Jean-Yves Mollier - J’ai abordé ce thème dans le dernier chapitre de Hachette, le géant aux ailes brisées (1). Lorsque Hachette rend les armes devant Amazon en 2014, une page se tourne. Le géant américain apparaît comme le nouveau cavalier de l’Apocalypse numérique. Avec lui, c’est effectivement un modèle qui s’éteint, ce modèle apparu à la fin du XVIIIe siècle avec l’invention du droit d’auteur et une économie de l’offre. Ce schéma disparaît lorsque ces nouveaux Léviathan du Web deviennent des prescripteurs. Jusqu’alors, les lecteurs se fiaient à des grands lecteurs, c’est-à-dire les critiques littéraires. Les réseaux sociaux ont bousculé tout cela par leur capacité à faire acheter des milliers d’exemplaires d’une œuvre sur le critère d’une reconnaissance collective. Evidemment, cela modifie aussi la création littéraire puisque les auteurs peuvent désormais se passer d’éditeurs et de relais médiatiques traditionnels.

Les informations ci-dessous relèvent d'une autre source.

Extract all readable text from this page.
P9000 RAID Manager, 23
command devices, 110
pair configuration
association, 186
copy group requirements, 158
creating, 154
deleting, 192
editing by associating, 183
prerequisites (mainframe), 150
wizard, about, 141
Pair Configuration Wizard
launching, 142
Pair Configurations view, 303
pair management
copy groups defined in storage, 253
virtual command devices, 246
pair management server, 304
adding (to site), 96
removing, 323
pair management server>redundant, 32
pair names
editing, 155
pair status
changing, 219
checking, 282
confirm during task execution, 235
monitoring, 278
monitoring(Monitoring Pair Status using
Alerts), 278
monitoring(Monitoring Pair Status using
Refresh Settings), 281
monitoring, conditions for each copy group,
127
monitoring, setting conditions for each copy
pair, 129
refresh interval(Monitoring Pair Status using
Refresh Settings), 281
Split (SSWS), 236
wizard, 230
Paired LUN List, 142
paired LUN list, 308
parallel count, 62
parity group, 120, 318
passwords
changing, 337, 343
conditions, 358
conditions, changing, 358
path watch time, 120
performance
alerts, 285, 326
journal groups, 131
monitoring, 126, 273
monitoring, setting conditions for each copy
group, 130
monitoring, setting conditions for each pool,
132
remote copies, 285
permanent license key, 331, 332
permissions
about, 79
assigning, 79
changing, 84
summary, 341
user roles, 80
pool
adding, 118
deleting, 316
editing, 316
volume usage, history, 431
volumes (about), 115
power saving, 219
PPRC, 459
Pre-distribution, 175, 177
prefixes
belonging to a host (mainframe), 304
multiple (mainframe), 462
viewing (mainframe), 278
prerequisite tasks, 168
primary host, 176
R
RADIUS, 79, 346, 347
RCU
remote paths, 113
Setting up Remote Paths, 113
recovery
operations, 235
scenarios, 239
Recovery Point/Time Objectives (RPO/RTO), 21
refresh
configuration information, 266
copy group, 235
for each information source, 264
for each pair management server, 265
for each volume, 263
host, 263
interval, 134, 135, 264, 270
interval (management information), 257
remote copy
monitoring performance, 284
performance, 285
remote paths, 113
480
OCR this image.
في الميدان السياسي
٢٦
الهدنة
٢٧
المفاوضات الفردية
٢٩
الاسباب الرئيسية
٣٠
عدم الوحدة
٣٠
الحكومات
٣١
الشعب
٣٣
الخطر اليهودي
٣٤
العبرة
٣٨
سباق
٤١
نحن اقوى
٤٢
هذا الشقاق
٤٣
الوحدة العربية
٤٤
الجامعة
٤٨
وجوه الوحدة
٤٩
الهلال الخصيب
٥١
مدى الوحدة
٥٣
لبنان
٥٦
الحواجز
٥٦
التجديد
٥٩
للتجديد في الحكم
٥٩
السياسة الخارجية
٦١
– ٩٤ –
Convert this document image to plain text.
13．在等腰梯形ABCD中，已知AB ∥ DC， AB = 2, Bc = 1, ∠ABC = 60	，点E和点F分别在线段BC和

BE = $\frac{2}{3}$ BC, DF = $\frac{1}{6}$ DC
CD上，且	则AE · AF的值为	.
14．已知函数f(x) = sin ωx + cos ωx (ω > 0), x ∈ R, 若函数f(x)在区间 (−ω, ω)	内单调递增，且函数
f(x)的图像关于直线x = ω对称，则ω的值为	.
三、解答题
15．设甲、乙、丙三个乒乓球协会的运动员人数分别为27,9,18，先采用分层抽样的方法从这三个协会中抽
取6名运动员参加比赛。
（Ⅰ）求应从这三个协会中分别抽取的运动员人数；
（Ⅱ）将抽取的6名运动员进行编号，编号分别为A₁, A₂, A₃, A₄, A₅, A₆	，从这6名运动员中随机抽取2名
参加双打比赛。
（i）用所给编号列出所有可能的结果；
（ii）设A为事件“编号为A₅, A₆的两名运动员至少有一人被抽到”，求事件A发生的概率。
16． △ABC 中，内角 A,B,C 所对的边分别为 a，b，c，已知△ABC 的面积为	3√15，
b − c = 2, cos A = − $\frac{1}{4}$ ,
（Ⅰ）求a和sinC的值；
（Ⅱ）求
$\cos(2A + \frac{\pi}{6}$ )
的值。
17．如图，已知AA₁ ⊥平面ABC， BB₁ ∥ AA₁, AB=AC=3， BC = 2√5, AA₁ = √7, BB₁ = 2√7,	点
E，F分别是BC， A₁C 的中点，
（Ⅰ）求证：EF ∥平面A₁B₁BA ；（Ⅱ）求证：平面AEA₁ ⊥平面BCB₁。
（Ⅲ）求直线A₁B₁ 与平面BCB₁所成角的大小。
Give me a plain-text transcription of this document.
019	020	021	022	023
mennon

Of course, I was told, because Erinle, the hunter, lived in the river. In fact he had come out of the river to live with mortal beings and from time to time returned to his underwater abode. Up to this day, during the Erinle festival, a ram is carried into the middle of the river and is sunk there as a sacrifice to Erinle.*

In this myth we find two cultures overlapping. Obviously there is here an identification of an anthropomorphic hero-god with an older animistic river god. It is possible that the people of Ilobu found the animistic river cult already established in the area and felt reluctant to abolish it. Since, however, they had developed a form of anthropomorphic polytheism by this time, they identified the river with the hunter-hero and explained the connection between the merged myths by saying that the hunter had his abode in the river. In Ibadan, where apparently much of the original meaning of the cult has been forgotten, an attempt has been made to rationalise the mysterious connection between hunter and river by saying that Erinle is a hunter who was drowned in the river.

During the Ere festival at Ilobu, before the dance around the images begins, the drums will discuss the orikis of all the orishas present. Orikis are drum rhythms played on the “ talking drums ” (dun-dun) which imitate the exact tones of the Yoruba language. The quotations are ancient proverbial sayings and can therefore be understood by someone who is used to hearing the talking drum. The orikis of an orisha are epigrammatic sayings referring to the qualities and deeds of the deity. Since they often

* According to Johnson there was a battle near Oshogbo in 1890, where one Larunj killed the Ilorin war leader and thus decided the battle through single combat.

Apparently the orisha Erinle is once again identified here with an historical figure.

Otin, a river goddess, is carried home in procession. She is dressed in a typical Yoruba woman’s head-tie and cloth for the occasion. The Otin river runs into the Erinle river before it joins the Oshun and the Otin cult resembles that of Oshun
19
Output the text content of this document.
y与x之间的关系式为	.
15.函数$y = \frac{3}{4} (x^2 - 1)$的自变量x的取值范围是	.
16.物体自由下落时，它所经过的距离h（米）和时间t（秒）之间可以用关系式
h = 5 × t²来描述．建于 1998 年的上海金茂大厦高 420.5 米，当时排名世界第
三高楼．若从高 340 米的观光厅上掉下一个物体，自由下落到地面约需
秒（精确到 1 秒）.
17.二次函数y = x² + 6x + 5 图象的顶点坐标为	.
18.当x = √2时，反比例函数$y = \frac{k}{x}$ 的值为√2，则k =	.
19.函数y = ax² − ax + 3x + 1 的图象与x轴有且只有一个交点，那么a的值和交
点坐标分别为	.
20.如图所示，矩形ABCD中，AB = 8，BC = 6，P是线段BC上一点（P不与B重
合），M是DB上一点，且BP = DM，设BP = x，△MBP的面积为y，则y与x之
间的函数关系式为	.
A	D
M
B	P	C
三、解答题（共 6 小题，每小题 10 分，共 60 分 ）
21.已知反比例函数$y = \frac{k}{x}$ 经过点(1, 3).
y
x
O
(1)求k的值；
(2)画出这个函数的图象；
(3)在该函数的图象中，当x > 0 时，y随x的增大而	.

La situation de la presse est dépassée. A l’ère du numérique, nous vivons dans un monde où chacun se croit expert, où chacun est habilité à donner son point de vue, notamment lorsqu’il s’agit de culture. Nous assistons donc plus à une crise de l’expertise qu’à celle de la presse, même si cette dernière est bien réelle. Cela s’inscrit dans un mouvement plus large qui entérine le développement de l’individualisme.

Il faut s’entendre sur ce point. Si on se place sur le plan quantitatif, on n’a jamais autant lu qu’aujourd’hui. Il y a quelques années, on lisait un journal en vingt minutes, puis ce fut la lecture sur les smartphones, enfin les tweets. On ne lit plus en continu, mais par petites tranches. Cela entraîne des mutations internes à la littérature, toujours en lien avec le développement de l’individualisme. Il faut se rendre compte que désormais une partie de la littérature ne passe plus par le papier, comme le démontre l’engouement pour l’autoédition via Amazon.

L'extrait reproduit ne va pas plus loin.